[Impaired urinary flow rate during the day: a new factor possibly involved in hypertension and in the lack of nocturnal dipping]
- PMID: 12365093
[Impaired urinary flow rate during the day: a new factor possibly involved in hypertension and in the lack of nocturnal dipping]
Abstract
Previous studies suggest that a low urinary flow rate may reduce the capacity of the kidney to excrete sodium and could thus favour hypertension. In the present study, we evaluated the relationships between urinary flow rate (V) during day (D) and night (N), blood pressure (BP), and the day-night BP difference (delta in % of day BP) in 65 diabetic patients (glycosuria < 90 mmol/24 h) (35 F and 30 M, age 59 +/- 2 y) hospitalized for a 24 h urine collection and mean ambulatory blood pressure recording (AMBP). Urine was collected as two separate samples during D (8:00 am to 10:00 pm) and N (10:00 pm to 8:00 am). V, sodium excretion (NaEx) and mean systolic and diastolic BP (SBP and DBP, respectively) were calculated for the two periods. Patients were a posteriori classified according to the D/N ratio of V, and the mean values of 3 tertiles (T1, T2, T3, n = 22, 22, and 21 subjects) were calculated and compared by ANOVA (see table; *: p < 0.05; **: p < 0.01; ***: p < 0.001). [table: see text] Although total 24 h urine volume was similar in the three tertiles (1,670, 1,927 and 2,007 mL, NS), the fraction of urine excreted during D and N differed widely, with parallel differences in NaEx. With lower V during the day, BP tended to be higher and the fall in nocturnal BP to be reduced.
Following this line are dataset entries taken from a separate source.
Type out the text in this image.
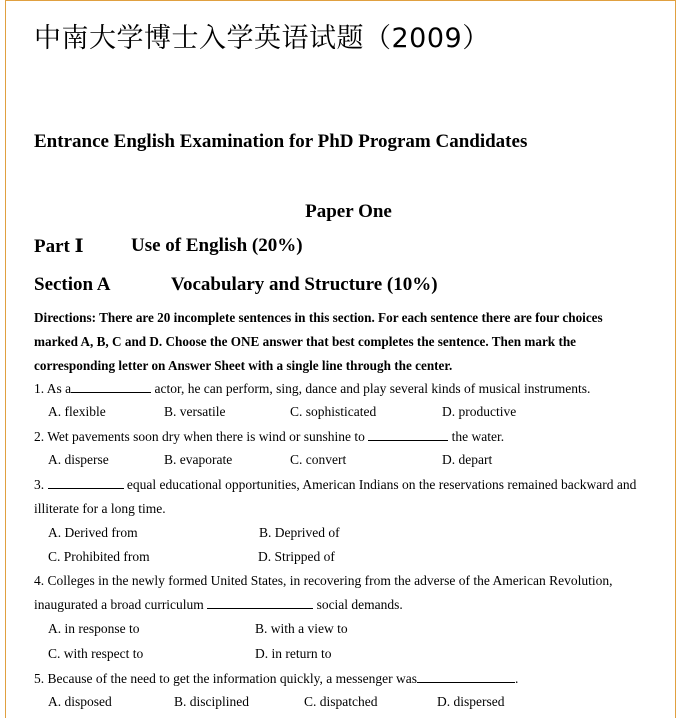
中南大学博士入学英语试题（2009）
Entrance English Examination for PhD Program Candidates
Paper One
Part Ⅰ Use of English (20%)
Section A	Vocabulary and Structure (10%)
Directions: There are 20 incomplete sentences in this section. For each sentence there are four choices marked A, B, C and D. Choose the ONE answer that best completes the sentence. Then mark the corresponding letter on Answer Sheet with a single line through the center.
1. As a	actor, he can perform, sing, dance and play several kinds of musical instruments.
A. flexible	B. versatile	C. sophisticated	D. productive
2. Wet pavements soon dry when there is wind or sunshine to	the water.
A. disperse	B. evaporate	C. convert	D. depart
3.	equal educational opportunities, American Indians on the reservations remained backward and illiterate for a long time.
A. Derived from	B. Deprived of
C. Prohibited from	D. Stripped of
4. Colleges in the newly formed United States, in recovering from the adverse of the American Revolution, inaugurated a broad curriculum	social demands.
A. in response to	B. with a view to
C. with respect to	D. in return to
5. Because of the need to get the information quickly, a messenger was	.
A. disposed	B. disciplined	C. dispatched	D. dispersed
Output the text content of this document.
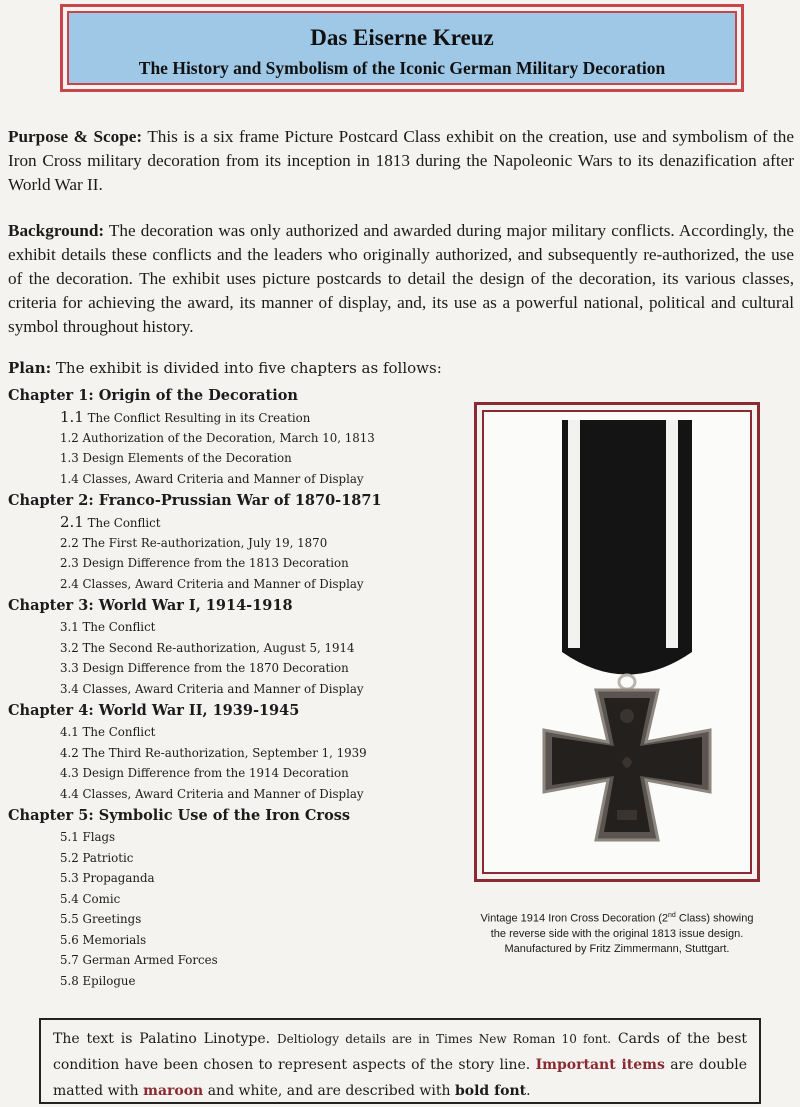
Das Eiserne Kreuz
The History and Symbolism of the Iconic German Military Decoration

Purpose & Scope: This is a six frame Picture Postcard Class exhibit on the creation, use and symbolism of the Iron Cross military decoration from its inception in 1813 during the Napoleonic Wars to its denazification after World War II.

Background: The decoration was only authorized and awarded during major military conflicts. Accordingly, the exhibit details these conflicts and the leaders who originally authorized, and subsequently re-authorized, the use of the decoration. The exhibit uses picture postcards to detail the design of the decoration, its various classes, criteria for achieving the award, its manner of display, and, its use as a powerful national, political and cultural symbol throughout history.

Plan: The exhibit is divided into five chapters as follows:
Chapter 1: Origin of the Decoration
1.1 The Conflict Resulting in its Creation
1.2 Authorization of the Decoration, March 10, 1813
1.3 Design Elements of the Decoration
1.4 Classes, Award Criteria and Manner of Display
Chapter 2: Franco-Prussian War of 1870-1871
2.1 The Conflict
2.2 The First Re-authorization, July 19, 1870
2.3 Design Difference from the 1813 Decoration
2.4 Classes, Award Criteria and Manner of Display
Chapter 3: World War I, 1914-1918
3.1 The Conflict
3.2 The Second Re-authorization, August 5, 1914
3.3 Design Difference from the 1870 Decoration
3.4 Classes, Award Criteria and Manner of Display
Chapter 4: World War II, 1939-1945
4.1 The Conflict
4.2 The Third Re-authorization, September 1, 1939
4.3 Design Difference from the 1914 Decoration
4.4 Classes, Award Criteria and Manner of Display
Chapter 5: Symbolic Use of the Iron Cross
5.1 Flags
5.2 Patriotic
5.3 Propaganda
5.4 Comic
5.5 Greetings
5.6 Memorials
5.7 German Armed Forces
5.8 Epilogue
Vintage 1914 Iron Cross Decoration (2nd Class) showing
the reverse side with the original 1813 issue design.
Manufactured by Fritz Zimmermann, Stuttgart.
The text is Palatino Linotype. Deltiology details are in Times New Roman 10 font. Cards of the best condition have been chosen to represent aspects of the story line. Important items are double matted with maroon and white, and are described with bold font.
Conclusions: This study shows the advantages of separate day and night urine collections in relation with AMBP. For a similar total diuresis, some subjects exhibit a too low urine flow rate and too low NaEx during the day, and a compensatory rise during the night. This low diurnal diuresis is associated with a higher blood pressure and a lower nocturnal fall (= nocturnal pressure diuresis). The factors responsible for a too low diuresis during the day need further investigation.